Por fin llegamos al río San Román, estaba crecido hasta los toles, el agua
salía de su cauce por muchos metros, al grado que no logramos ver la corriente
central.
Para
atravesarlo se unieron los lazos de todas las hamacas y un compa casi se ahoga
por llevar la punta del lazo hasta la otra orilla. Poco a poco y uno a uno, nos fuimos agarrando
del lazo hasta ir pasando al otro lado.
Para
variar, todas las cosas se nos mojaron y hubo que descansar al día siguiente,
para asolear el equipo y la ropa de dormir, pues mojada aumentaba considerablemente
su peso. Ahí estuvimos comiendo sólo corozo y palmito de esa misma planta, lo
que a la postre nos aflojó el estómago a
todos y era un concierto de instrumentos de viento…
Proseguimos
a rumbo de 210 grados, hasta que le caímos al río Limón; éste no estaba tan
crecido y nos permitió pasar sobre un árbol que previamente derribamos con
hachas. Aquí comimos algunos pescados así como semillas de lancetillo o chapayo
que a pesar de lo duras que son les hicimos entrada. Ahí también hicimos un descanso, mientras se
enviaron algunas exploraciones a los alrededores.
Continuamos
a rumbo de 255 grados hasta llegar a las márgenes del Río Ixcolay.
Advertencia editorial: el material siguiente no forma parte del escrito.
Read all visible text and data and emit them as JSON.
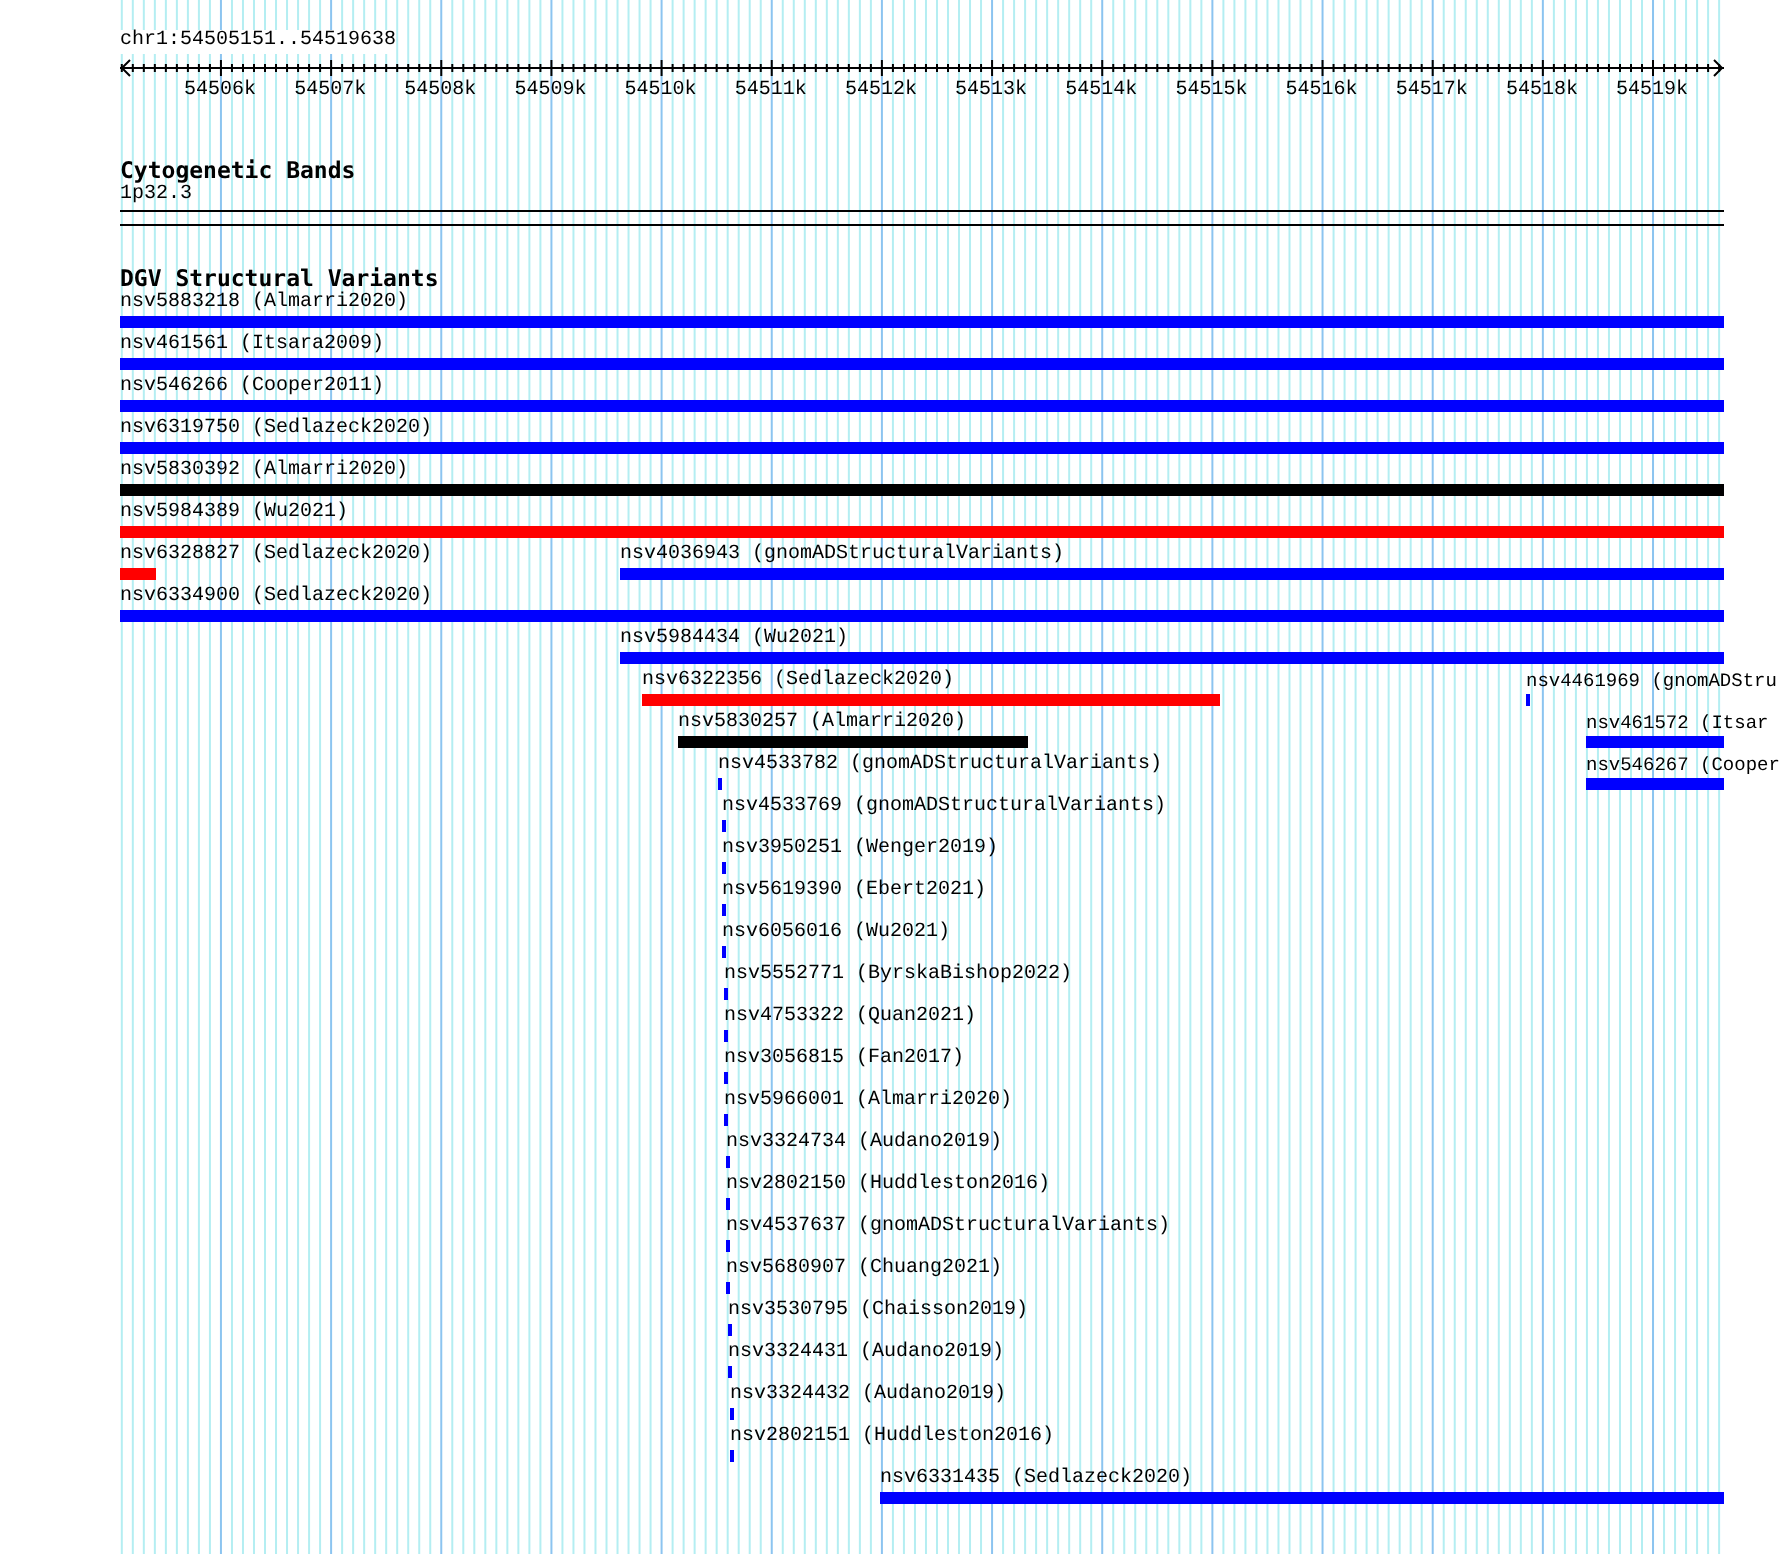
{
  "location": "chr1:54505151..54519638",
  "ruler": {
    "tick_labels": [
      "54506k",
      "54507k",
      "54508k",
      "54509k",
      "54510k",
      "54511k",
      "54512k",
      "54513k",
      "54514k",
      "54515k",
      "54516k",
      "54517k",
      "54518k",
      "54519k"
    ]
  },
  "cytogenetic_bands": {
    "title": "Cytogenetic Bands",
    "band": "1p32.3"
  },
  "dgv_track": {
    "title": "DGV Structural Variants",
    "features": [
      {
        "label": "nsv5883218 (Almarri2020)",
        "color": "#0000ff"
      },
      {
        "label": "nsv461561 (Itsara2009)",
        "color": "#0000ff"
      },
      {
        "label": "nsv546266 (Cooper2011)",
        "color": "#0000ff"
      },
      {
        "label": "nsv6319750 (Sedlazeck2020)",
        "color": "#0000ff"
      },
      {
        "label": "nsv5830392 (Almarri2020)",
        "color": "#000000"
      },
      {
        "label": "nsv5984389 (Wu2021)",
        "color": "#ff0000"
      },
      {
        "label": "nsv6328827 (Sedlazeck2020)",
        "color": "#ff0000"
      },
      {
        "label": "nsv4036943 (gnomADStructuralVariants)",
        "color": "#0000ff"
      },
      {
        "label": "nsv6334900 (Sedlazeck2020)",
        "color": "#0000ff"
      },
      {
        "label": "nsv5984434 (Wu2021)",
        "color": "#0000ff"
      },
      {
        "label": "nsv6322356 (Sedlazeck2020)",
        "color": "#ff0000"
      },
      {
        "label": "nsv4461969 (gnomADStru",
        "color": "#0000ff"
      },
      {
        "label": "nsv5830257 (Almarri2020)",
        "color": "#000000"
      },
      {
        "label": "nsv461572 (Itsar",
        "color": "#0000ff"
      },
      {
        "label": "nsv4533782 (gnomADStructuralVariants)",
        "color": "#0000ff"
      },
      {
        "label": "nsv546267 (Cooper",
        "color": "#0000ff"
      },
      {
        "label": "nsv4533769 (gnomADStructuralVariants)",
        "color": "#0000ff"
      },
      {
        "label": "nsv3950251 (Wenger2019)",
        "color": "#0000ff"
      },
      {
        "label": "nsv5619390 (Ebert2021)",
        "color": "#0000ff"
      },
      {
        "label": "nsv6056016 (Wu2021)",
        "color": "#0000ff"
      },
      {
        "label": "nsv5552771 (ByrskaBishop2022)",
        "color": "#0000ff"
      },
      {
        "label": "nsv4753322 (Quan2021)",
        "color": "#0000ff"
      },
      {
        "label": "nsv3056815 (Fan2017)",
        "color": "#0000ff"
      },
      {
        "label": "nsv5966001 (Almarri2020)",
        "color": "#0000ff"
      },
      {
        "label": "nsv3324734 (Audano2019)",
        "color": "#0000ff"
      },
      {
        "label": "nsv2802150 (Huddleston2016)",
        "color": "#0000ff"
      },
      {
        "label": "nsv4537637 (gnomADStructuralVariants)",
        "color": "#0000ff"
      },
      {
        "label": "nsv5680907 (Chuang2021)",
        "color": "#0000ff"
      },
      {
        "label": "nsv3530795 (Chaisson2019)",
        "color": "#0000ff"
      },
      {
        "label": "nsv3324431 (Audano2019)",
        "color": "#0000ff"
      },
      {
        "label": "nsv3324432 (Audano2019)",
        "color": "#0000ff"
      },
      {
        "label": "nsv2802151 (Huddleston2016)",
        "color": "#0000ff"
      },
      {
        "label": "nsv6331435 (Sedlazeck2020)",
        "color": "#0000ff"
      }
    ]
  }
}
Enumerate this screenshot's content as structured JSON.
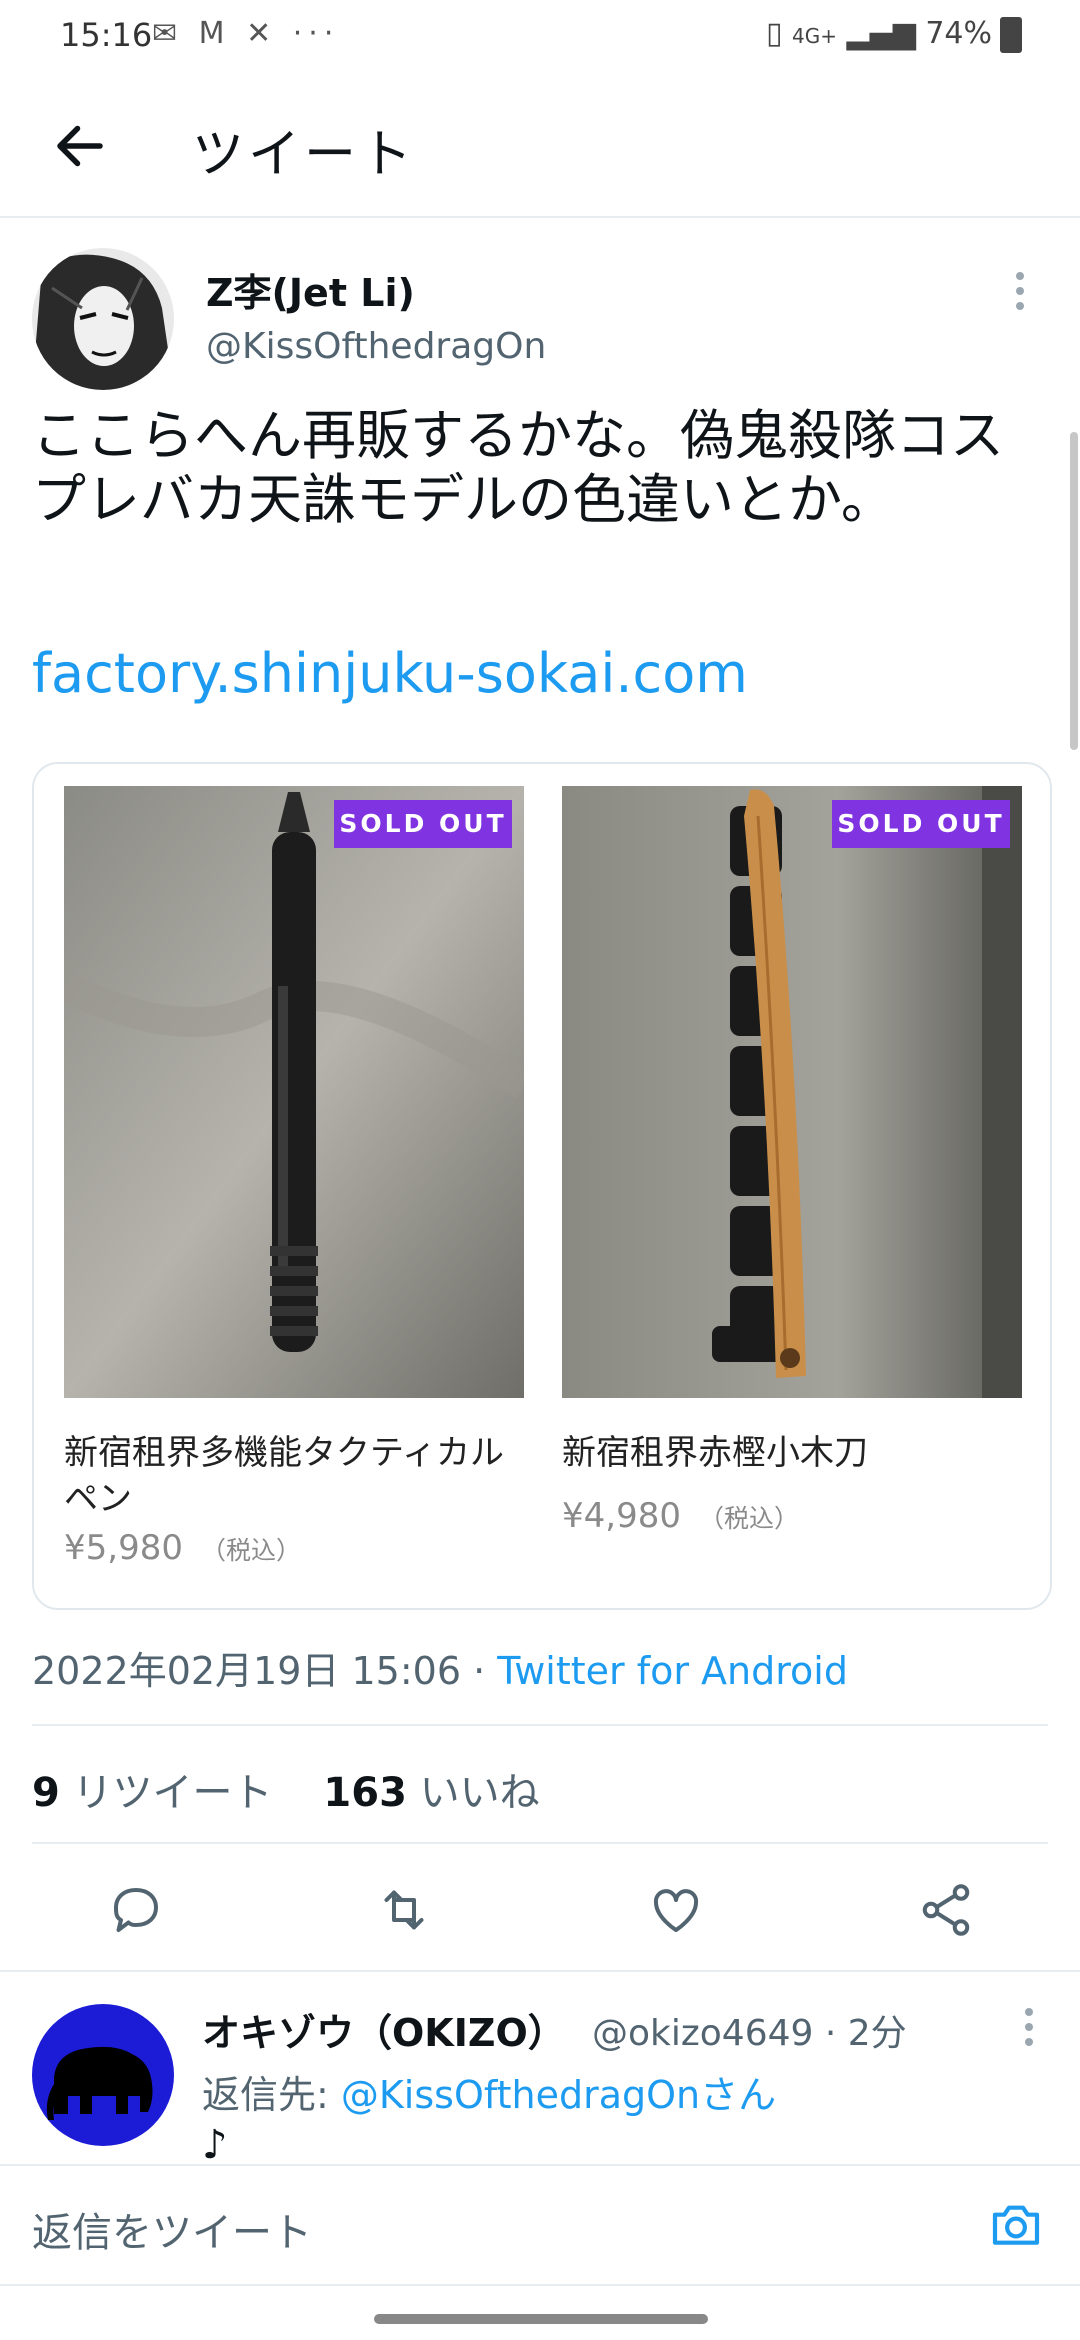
{
  "status_bar": {
    "time": "15:16",
    "left_icons": "✉ M ✕ ···",
    "signal": "4G+",
    "battery": "74%"
  },
  "header": {
    "title": "ツイート"
  },
  "tweet": {
    "author_name": "Z李(Jet Li)",
    "author_handle": "@KissOfthedragOn",
    "text": "ここらへん再販するかな。偽鬼殺隊コスプレバカ天誅モデルの色違いとか。",
    "link": "factory.shinjuku-sokai.com",
    "products": [
      {
        "name": "新宿租界多機能タクティカルペン",
        "price": "¥5,980",
        "tax": "（税込）",
        "badge": "SOLD OUT"
      },
      {
        "name": "新宿租界赤樫小木刀",
        "price": "¥4,980",
        "tax": "（税込）",
        "badge": "SOLD OUT"
      }
    ],
    "timestamp": "2022年02月19日 15:06",
    "separator": " · ",
    "source": "Twitter for Android",
    "retweet_count": "9",
    "retweet_label": "リツイート",
    "like_count": "163",
    "like_label": "いいね"
  },
  "actions": [
    "reply-icon",
    "retweet-icon",
    "like-icon",
    "share-icon"
  ],
  "reply": {
    "name": "オキゾウ（OKIZO）",
    "handle_time": "@okizo4649 · 2分",
    "reply_to_prefix": "返信先: ",
    "reply_to_mention": "@KissOfthedragOnさん",
    "text": "♪"
  },
  "compose": {
    "placeholder": "返信をツイート"
  },
  "colors": {
    "link": "#1d9bf0",
    "badge": "#8033e0",
    "muted": "#536471"
  }
}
Su caudal era tan grande que hasta se
escuchaba un rugido producido por la corriente, como 100 metros de ancho. Con sólo echarle un vistazo era suficiente
para darse cuenta que era imposible pasarlo a nado con el equipo y la
costalilla. Se enviaron exploraciones buscando un posible paso, pero fue
imposible, en todos lados estaba igual e incluso peor. Así pues, se decidió
hacer una canoa pues considerábamos que una balsa la arrastraría la corriente y
nos provocaría un accidente.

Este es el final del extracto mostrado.